By Artsvi Bakhchinyan
Special to the Mirror-Spectator
YEREVAN/NEW YORK — Torkom Movsesiyan is a dancer and cultural ambassador of the arts. His cultural organization, Torkomada, envisions dance to be an important but neglected diplomatic tool in cultural diplomacy versus more conventional methods that have failed. His dance projects are an original contribution to the world of art and diplomacy, and recipients of the Upper Manhattan Empowerment Zone Grant, the Creative Engagement grant, the Brooklyn Arts Fund grant, and the CUNY Dance Initiative Residency at the LaGuardia Performing Arts Center. The New York Foundation for the Arts named him a renaissance artist with extraordinary abilities: a college professor, actor, dancer, singer, cultural ambassador, scholar and polyglot. He lectures on the Armenian Genocide at universities, and Cambridge University Publishers published his 2016 book essay, The Armenian Holocaust and International Law, in Dr. Klein’s Society Emerging from Conflicts. He holds an honors BA in international studies and MA in international relations. Torkomada is starting academic courses on Raqs Sharqi and cultural diplomacy.
What is required for a man to be engaged in that profession?

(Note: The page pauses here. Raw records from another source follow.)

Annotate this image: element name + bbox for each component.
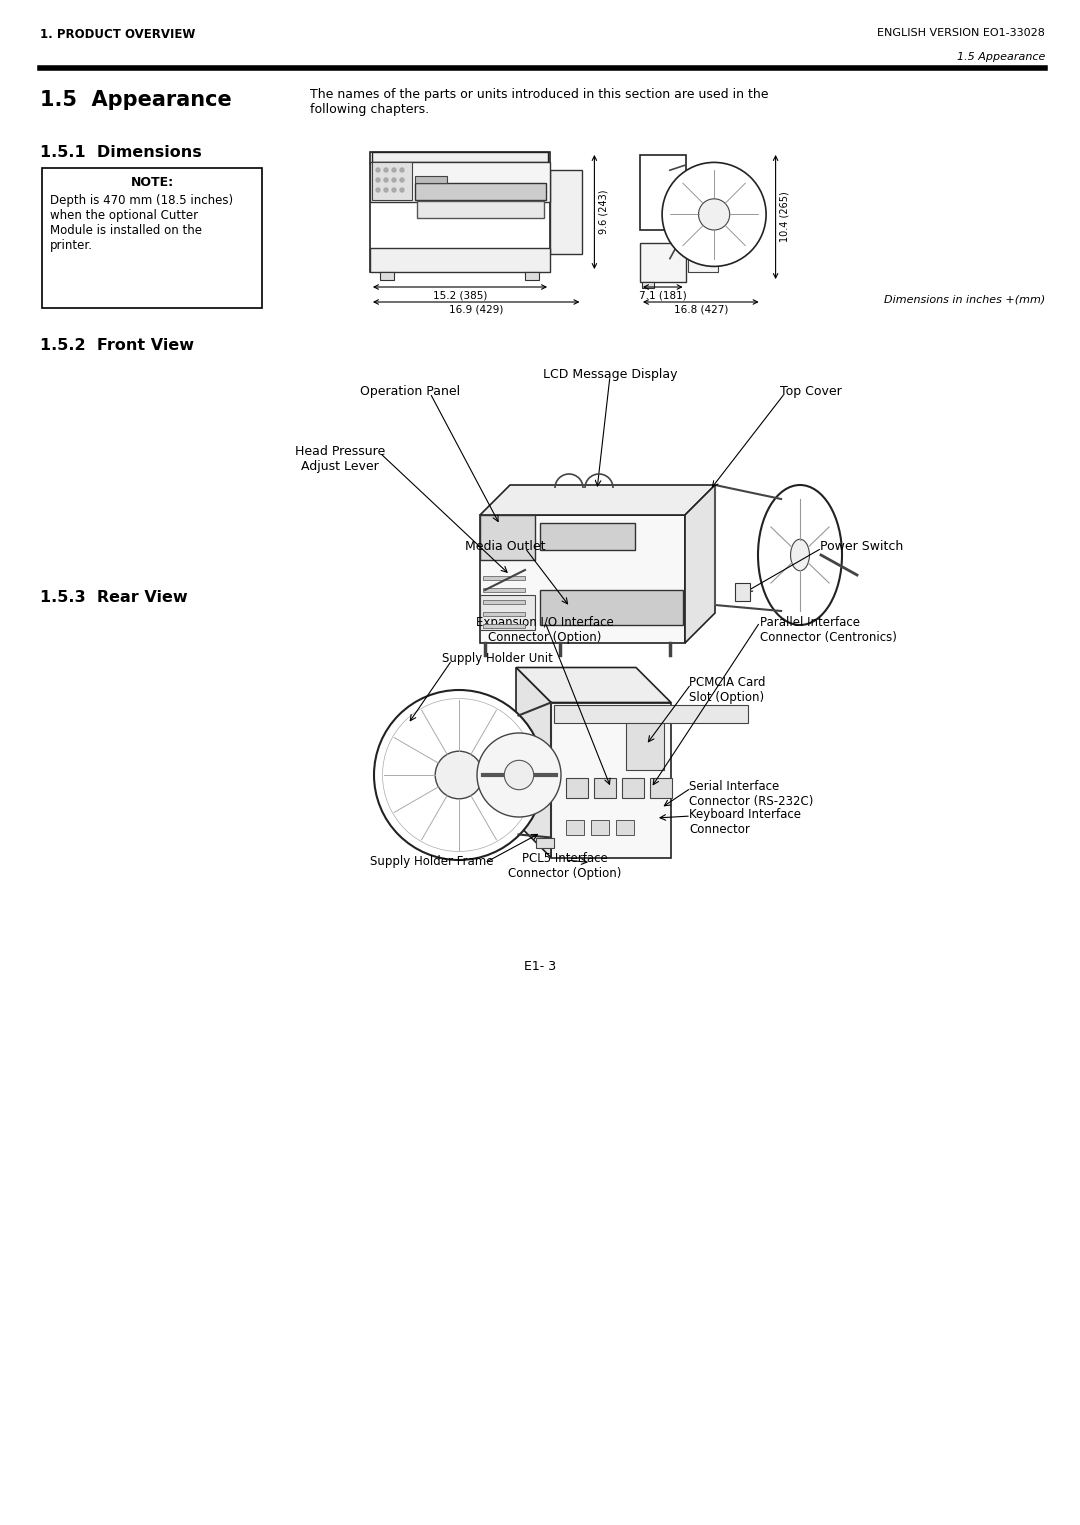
Polygon shape bbox=[540, 590, 683, 625]
Bar bbox=[616, 820, 634, 836]
Bar bbox=[42, 168, 262, 308]
Text: 1. PRODUCT OVERVIEW: 1. PRODUCT OVERVIEW bbox=[40, 27, 195, 41]
Bar bbox=[536, 837, 554, 848]
Text: 16.8 (427): 16.8 (427) bbox=[674, 305, 728, 316]
Bar bbox=[554, 705, 748, 723]
Ellipse shape bbox=[791, 540, 809, 570]
Circle shape bbox=[400, 188, 404, 192]
Bar bbox=[415, 175, 447, 183]
Circle shape bbox=[374, 689, 544, 860]
Bar bbox=[735, 583, 750, 601]
Text: Parallel Interface
Connector (Centronics): Parallel Interface Connector (Centronics… bbox=[760, 616, 896, 644]
Bar bbox=[594, 778, 616, 798]
Circle shape bbox=[400, 178, 404, 181]
Bar bbox=[483, 624, 525, 628]
Text: Supply Holder Unit: Supply Holder Unit bbox=[442, 653, 553, 665]
Text: 16.9 (429): 16.9 (429) bbox=[449, 305, 503, 316]
Text: Serial Interface
Connector (RS-232C): Serial Interface Connector (RS-232C) bbox=[689, 779, 813, 808]
Text: ENGLISH VERSION EO1-33028: ENGLISH VERSION EO1-33028 bbox=[877, 27, 1045, 38]
Text: The names of the parts or units introduced in this section are used in the
follo: The names of the parts or units introduc… bbox=[310, 88, 769, 116]
Text: Operation Panel: Operation Panel bbox=[360, 384, 460, 398]
Bar bbox=[483, 599, 525, 604]
Text: Dimensions in inches +(mm): Dimensions in inches +(mm) bbox=[883, 294, 1045, 305]
Text: 1.5.2  Front View: 1.5.2 Front View bbox=[40, 339, 194, 352]
Bar bbox=[626, 720, 664, 770]
Bar bbox=[591, 820, 609, 836]
Bar bbox=[566, 778, 588, 798]
Bar bbox=[372, 152, 548, 162]
Text: 1.5.1  Dimensions: 1.5.1 Dimensions bbox=[40, 145, 202, 160]
Bar bbox=[483, 576, 525, 580]
Circle shape bbox=[376, 188, 380, 192]
Text: Keyboard Interface
Connector: Keyboard Interface Connector bbox=[689, 808, 801, 836]
Text: Media Outlet: Media Outlet bbox=[464, 540, 545, 554]
Bar bbox=[370, 152, 550, 271]
Bar bbox=[380, 271, 394, 281]
Bar bbox=[415, 183, 546, 200]
Polygon shape bbox=[551, 703, 671, 857]
Bar bbox=[622, 778, 644, 798]
Text: 10.4 (265): 10.4 (265) bbox=[780, 192, 789, 242]
Text: Expansion I/O Interface
Connector (Option): Expansion I/O Interface Connector (Optio… bbox=[476, 616, 613, 644]
Polygon shape bbox=[480, 515, 535, 560]
Bar bbox=[688, 242, 718, 271]
Bar bbox=[550, 169, 582, 255]
Bar bbox=[483, 589, 525, 592]
Circle shape bbox=[662, 162, 766, 267]
Text: 1.5  Appearance: 1.5 Appearance bbox=[40, 90, 232, 110]
Text: PCMCIA Card
Slot (Option): PCMCIA Card Slot (Option) bbox=[689, 676, 766, 705]
Text: 15.2 (385): 15.2 (385) bbox=[433, 290, 487, 300]
Circle shape bbox=[384, 168, 388, 172]
Circle shape bbox=[392, 188, 396, 192]
Bar bbox=[483, 612, 525, 616]
Bar bbox=[370, 249, 550, 271]
Text: LCD Message Display: LCD Message Display bbox=[543, 368, 677, 381]
Text: NOTE:: NOTE: bbox=[131, 175, 174, 189]
Circle shape bbox=[504, 761, 534, 790]
Circle shape bbox=[384, 178, 388, 181]
Text: 1.5.3  Rear View: 1.5.3 Rear View bbox=[40, 590, 188, 605]
Circle shape bbox=[384, 188, 388, 192]
Text: Supply Holder Frame: Supply Holder Frame bbox=[369, 856, 492, 868]
Polygon shape bbox=[480, 485, 715, 515]
Text: PCL5 Interface
Connector (Option): PCL5 Interface Connector (Option) bbox=[509, 852, 622, 880]
Text: Top Cover: Top Cover bbox=[780, 384, 841, 398]
Ellipse shape bbox=[758, 485, 842, 625]
Bar bbox=[566, 820, 584, 836]
Text: Power Switch: Power Switch bbox=[820, 540, 903, 554]
Bar bbox=[640, 154, 686, 230]
Circle shape bbox=[376, 168, 380, 172]
Circle shape bbox=[435, 752, 483, 799]
Circle shape bbox=[392, 168, 396, 172]
Text: Depth is 470 mm (18.5 inches)
when the optional Cutter
Module is installed on th: Depth is 470 mm (18.5 inches) when the o… bbox=[50, 194, 233, 252]
Text: Head Pressure
Adjust Lever: Head Pressure Adjust Lever bbox=[295, 445, 386, 473]
Circle shape bbox=[477, 734, 561, 817]
Bar bbox=[525, 271, 539, 281]
Bar bbox=[642, 282, 654, 288]
Circle shape bbox=[699, 198, 730, 230]
Bar bbox=[650, 778, 672, 798]
Circle shape bbox=[392, 178, 396, 181]
Polygon shape bbox=[540, 523, 635, 551]
Bar bbox=[480, 595, 535, 630]
Polygon shape bbox=[516, 668, 671, 703]
Circle shape bbox=[376, 178, 380, 181]
Text: 9.6 (243): 9.6 (243) bbox=[598, 189, 608, 235]
Bar bbox=[372, 162, 411, 200]
Text: 7.1 (181): 7.1 (181) bbox=[639, 290, 687, 300]
Text: 1.5 Appearance: 1.5 Appearance bbox=[957, 52, 1045, 63]
Polygon shape bbox=[516, 668, 551, 857]
Bar bbox=[417, 201, 544, 218]
Text: E1- 3: E1- 3 bbox=[524, 961, 556, 973]
Bar bbox=[640, 242, 686, 282]
Circle shape bbox=[400, 168, 404, 172]
Polygon shape bbox=[480, 515, 685, 644]
Polygon shape bbox=[685, 485, 715, 644]
Bar bbox=[370, 162, 550, 203]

Unfortunately, we alive in a world full of stereotypes and hypocrisy, where everyone must fit a certain norm in order to be considered normal. Despite that, if one makes the effort to look beyond these limiting stereotypes, one can realize that the profession of a belly dancer is as normal as any other. Although the term belly dance is more popularly used in the media, in its native origins this ancient art form is often called in Arabic raqs sharqi – meaning Eastern dance. In another sense, the terminology belly dance or la danse du ventre is vague because it not only involves the “belly,” but also the hips, torso, arms, and abdominal muscles. In Arabic culture, the art of raqs sharqi is unisex because it is a social dance similar to other folk dances: merengue from the Dominican Republic, kathak from India or kochari from Armenia. Similar to other unisex dance styles, a male raqs sharqi performer must possess many qualities, some of which are stamina, energy, fluidity, hip movement vocabulary, and graceful arms.
Please tell us how your passion for raqs sharqi began.